PCB Design tips

[RayJones]

Since there seems to be a lot of threads cropping up lately about PCB designs, it may be worth presenting this link, by some little known author 

http://www.alternatezone.com/electronics/files/PCBDesignTutorialRevA.pdf

[Zero999]

A good tutorial, some things are out of date though, who uses the old DOS AutoTrax now? I know it was written in 2004 but I doubt many people used it even back then.

[EEVblog]

A good tutorial, some things are out of date though, who uses the old DOS AutoTrax now? I know it was written in 2004 but I doubt many people used it even back then.

You'd be surprised!
The article was meant to be fairly independent of any design tool though, the concepts are the same regardless of the tool.
But yes, it's old and needs an update and a zillion additions, if only I had the time.
Probably better suited to my new video blog format.

Dave.

[mikeselectricstuff]

Just skimmed through this and looks a very comprehensive guide with  much good advice, however I have to take issue with this :

Before you even begin to lay out your PCB, you MUST have a complete and accurate schematic diagram.
Many people jump straight into the PCB design with nothing more than the circuit in their head, or the schematic
drawn on loose post-it notes with no pin numbers and no order. This just isn’t good enough, if you don’t have an
accurate schematic then your PCB will most likely end up a mess, and take you twice as long as it should.

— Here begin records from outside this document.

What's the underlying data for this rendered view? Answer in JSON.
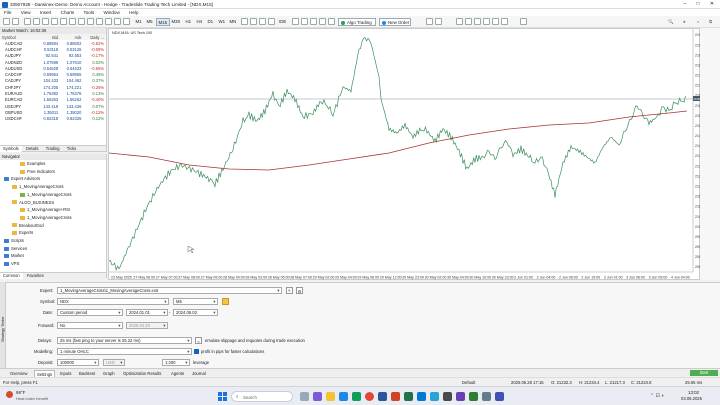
{
  "window": {
    "title": "33507928 - Darwinex-Demo: Demo Account - Hedge - Tradeslide Trading Tech Limited - [NDX,M15]"
  },
  "menu": [
    "File",
    "View",
    "Insert",
    "Charts",
    "Tools",
    "Window",
    "Help"
  ],
  "toolbar": {
    "timeframes": [
      "M1",
      "M5",
      "M15",
      "M30",
      "H1",
      "H4",
      "D1",
      "W1",
      "MN"
    ],
    "active_timeframe": "M15",
    "ide_label": "IDE",
    "algo_label": "Algo Trading",
    "new_order_label": "New Order"
  },
  "market_watch": {
    "title": "Market Watch: 16:02:36",
    "columns": [
      "Symbol",
      "Bid",
      "Ask",
      "Daily ..."
    ],
    "rows": [
      {
        "symbol": "AUDCAD",
        "bid": "0.88594",
        "ask": "0.88602",
        "change": "-0.52%"
      },
      {
        "symbol": "AUDCHF",
        "bid": "0.53118",
        "ask": "0.53126",
        "change": "-0.08%"
      },
      {
        "symbol": "AUDJPY",
        "bid": "92.541",
        "ask": "92.553",
        "change": "-0.17%"
      },
      {
        "symbol": "AUDNZD",
        "bid": "1.07599",
        "ask": "1.07610",
        "change": "0.02%"
      },
      {
        "symbol": "AUDUSD",
        "bid": "0.64528",
        "ask": "0.64533",
        "change": "-0.65%"
      },
      {
        "symbol": "CADCHF",
        "bid": "0.59954",
        "ask": "0.59965",
        "change": "0.45%"
      },
      {
        "symbol": "CADJPY",
        "bid": "104.433",
        "ask": "104.462",
        "change": "0.37%"
      },
      {
        "symbol": "CHFJPY",
        "bid": "174.205",
        "ask": "174.221",
        "change": "-0.26%"
      },
      {
        "symbol": "EURAUD",
        "bid": "1.76382",
        "ask": "1.76376",
        "change": "0.13%"
      },
      {
        "symbol": "EURCAD",
        "bid": "1.56253",
        "ask": "1.56262",
        "change": "-0.40%"
      },
      {
        "symbol": "USDJPY",
        "bid": "143.419",
        "ask": "143.426",
        "change": "0.07%"
      },
      {
        "symbol": "GBPUSD",
        "bid": "1.35011",
        "ask": "1.35020",
        "change": "-0.12%"
      },
      {
        "symbol": "USDCHF",
        "bid": "0.82318",
        "ask": "0.82325",
        "change": "0.12%"
      }
    ],
    "tabs": [
      "Symbols",
      "Details",
      "Trading",
      "Ticks"
    ]
  },
  "navigator": {
    "title": "Navigator",
    "items": [
      {
        "label": "Examples",
        "indent": 2,
        "kind": "folder"
      },
      {
        "label": "Free Indicators",
        "indent": 2,
        "kind": "folder"
      },
      {
        "label": "Expert Advisors",
        "indent": 0,
        "kind": "folder-blue"
      },
      {
        "label": "1_MovingAverageCross",
        "indent": 1,
        "kind": "folder"
      },
      {
        "label": "1_MovingAverageCross",
        "indent": 2,
        "kind": "ea"
      },
      {
        "label": "ALGO_BUSINESS",
        "indent": 1,
        "kind": "folder"
      },
      {
        "label": "1_MovingAverage+RSI",
        "indent": 2,
        "kind": "folder"
      },
      {
        "label": "1_MovingAverageCross",
        "indent": 2,
        "kind": "folder"
      },
      {
        "label": "BreakoutGod",
        "indent": 1,
        "kind": "folder"
      },
      {
        "label": "Experts",
        "indent": 1,
        "kind": "folder"
      },
      {
        "label": "Scripts",
        "indent": 0,
        "kind": "folder-blue"
      },
      {
        "label": "Services",
        "indent": 0,
        "kind": "folder-blue"
      },
      {
        "label": "Market",
        "indent": 0,
        "kind": "folder-blue"
      },
      {
        "label": "VPS",
        "indent": 0,
        "kind": "folder-blue"
      }
    ],
    "tabs": [
      "Common",
      "Favorites"
    ]
  },
  "chart": {
    "label": "NDX,M15: US Tech 100",
    "price_labels": [
      "21950.0",
      "21900.0",
      "21850.0",
      "21800.0",
      "21750.0",
      "21700.0",
      "21650.0",
      "21600.0",
      "21550.0",
      "21500.0",
      "21450.0",
      "21400.0",
      "21350.0",
      "21300.0",
      "21250.0",
      "21200.0",
      "21150.0",
      "21100.0",
      "21050.0",
      "21000.0",
      "20950.0",
      "20900.0",
      "20850.0",
      "20800.0"
    ],
    "current_price_label": "21594.6",
    "time_labels": [
      "23 May 2025",
      "27 May 06:00",
      "27 May 07:00",
      "27 May 08:00",
      "27 May 09:00",
      "28 May 00:00",
      "28 May 03:00",
      "28 May 05:00",
      "28 May 07:00",
      "29 May 02:00",
      "29 May 04:00",
      "29 May 06:00",
      "29 May 12:00",
      "29 May 23:00",
      "30 May 02:00",
      "30 May 04:00",
      "30 May 10:00",
      "30 May 23:00",
      "2 Jun 01:00",
      "2 Jun 04:00",
      "2 Jun 06:00",
      "2 Jun 15:00",
      "3 Jun 01:00",
      "3 Jun 06:00",
      "3 Jun 09:00",
      "4 Jun 04:00"
    ],
    "price_color": "#3a8f5c",
    "ma_color": "#a83232"
  },
  "tester": {
    "expert_label": "Expert:",
    "expert_value": "1_MovingAverageCross\\1_MovingAverageCross.ex5",
    "symbol_label": "Symbol:",
    "symbol_value": "NDX",
    "timeframe_value": "M5",
    "date_label": "Date:",
    "date_mode": "Custom period",
    "date_from": "2024.01.01",
    "date_to": "2024.06.02",
    "forward_label": "Forward:",
    "forward_value": "No",
    "forward_date": "2025.04.20",
    "delays_label": "Delays:",
    "delays_value": "25 ms (fast ping to your server is 25.22 ms)",
    "emulate_label": "emulate slippage and requotes during trade execution",
    "modelling_label": "Modelling:",
    "modelling_value": "1 minute OHLC",
    "profit_pips_label": "profit in pips for faster calculations",
    "deposit_label": "Deposit:",
    "deposit_value": "100000",
    "currency_value": "USD",
    "leverage_value": "1:200",
    "leverage_label": "leverage",
    "side_label": "Strategy Tester"
  },
  "bottom_tabs": [
    "Overview",
    "Settings",
    "Inputs",
    "Backtest",
    "Graph",
    "Optimization Results",
    "Agents",
    "Journal"
  ],
  "active_bottom_tab": "Settings",
  "start_label": "Start",
  "status": {
    "help": "For Help, press F1",
    "profile": "Default",
    "time": "2025.05.28 17:15",
    "open": "O: 21232.3",
    "high": "H: 21234.4",
    "low": "L: 21217.3",
    "close": "C: 21224.8",
    "network": "25.55 ms"
  },
  "taskbar": {
    "weather_temp": "98°F",
    "weather_desc": "Sunny",
    "weather_sub": "Heat index benefit",
    "search_placeholder": "Search",
    "clock_time": "13:02",
    "clock_date": "03.06.2025"
  }
}
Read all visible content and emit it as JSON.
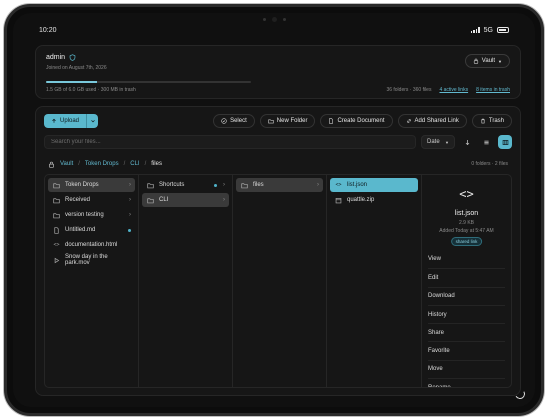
{
  "status_bar": {
    "time": "10:20",
    "network": "5G",
    "battery_level": 0.7
  },
  "account": {
    "name": "admin",
    "joined": "Joined on August 7th, 2026",
    "vault_label": "Vault",
    "usage_text": "1.5 GB of 6.0 GB used · 300 MB in trash",
    "usage_fraction": 0.25,
    "folders_files": "36 folders · 360 files",
    "active_links": "4 active links",
    "trash_items": "8 items in trash"
  },
  "toolbar": {
    "upload_label": "Upload",
    "select_label": "Select",
    "new_folder_label": "New Folder",
    "create_document_label": "Create Document",
    "add_shared_link_label": "Add Shared Link",
    "trash_label": "Trash"
  },
  "search": {
    "placeholder": "Search your files...",
    "sort_label": "Date"
  },
  "breadcrumb": {
    "items": [
      "Vault",
      "Token Drops",
      "CLI",
      "files"
    ],
    "counts": "0 folders · 2 files"
  },
  "columns": {
    "col1": [
      {
        "label": "Token Drops",
        "icon": "folder-icon"
      },
      {
        "label": "Received",
        "icon": "folder-icon"
      },
      {
        "label": "version testing",
        "icon": "folder-icon"
      },
      {
        "label": "Untitled.md",
        "icon": "document-icon"
      },
      {
        "label": "documentation.html",
        "icon": "code-icon"
      },
      {
        "label": "Snow day in the park.mov",
        "icon": "video-icon"
      }
    ],
    "col2": [
      {
        "label": "Shortcuts",
        "icon": "folder-icon"
      },
      {
        "label": "CLI",
        "icon": "folder-icon"
      }
    ],
    "col3": [
      {
        "label": "files",
        "icon": "folder-icon"
      }
    ],
    "col4": [
      {
        "label": "list.json",
        "icon": "code-icon"
      },
      {
        "label": "quattle.zip",
        "icon": "archive-icon"
      }
    ]
  },
  "detail": {
    "icon": "code-icon",
    "name": "list.json",
    "size": "2.9 KB",
    "added": "Added Today at 5:47 AM",
    "badge": "shared link",
    "actions": [
      "View",
      "Edit",
      "Download",
      "History",
      "Share",
      "Favorite",
      "Move",
      "Rename"
    ]
  },
  "colors": {
    "accent": "#5ab8cd",
    "background": "#101010",
    "panel": "#161616"
  }
}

at least the 'complete' part. These days most designs will have at least one microcontroller, on which many of the pins can be exchanged to improve PCB layout. Ditto FPGAs, and often connectors to other parts of the system, as well as series combinations of parts that can be swapped.

If the design is of a complexity level that you can hold it in your head or a few scraps of paper, then diving straight into the PCB placement and layout is likely to produce  the best layout from the point of view of minimum trace lengths, minimum vias, better EMC, better manufacturability, and maybe even fewer layers.
 
The best allocation of pins can only be done whilst placing and routing the PCB, and back-annotating all this to a ready-drawn schematic is a recipie for errors to creep in. Unfortunately I've yet to see a schematic package that deals well with a vague "This bunch of lines goes to some of these pins, in an order to be decided later" sort of specification. There are so many things that can potentially be swapped around that trying to specify it in a schematic would take way longer than just placing & routing it and documenting it in a schematic afterwards.

Obviously this approach doesn't scale well to more complex systems, and is only applicable where the same person is designing the circuit, doing the PCB and probably writing the firmware  as well, however even then, keeping maximum flexibility in allocating pinouts can make the PCB layout process quicker and finished result better. 
Most PCBs have mechanical costraints, and simply looking at  where parts _can_ go on a layout is far more productive than trying to "draw the schematic with the PCB in mind".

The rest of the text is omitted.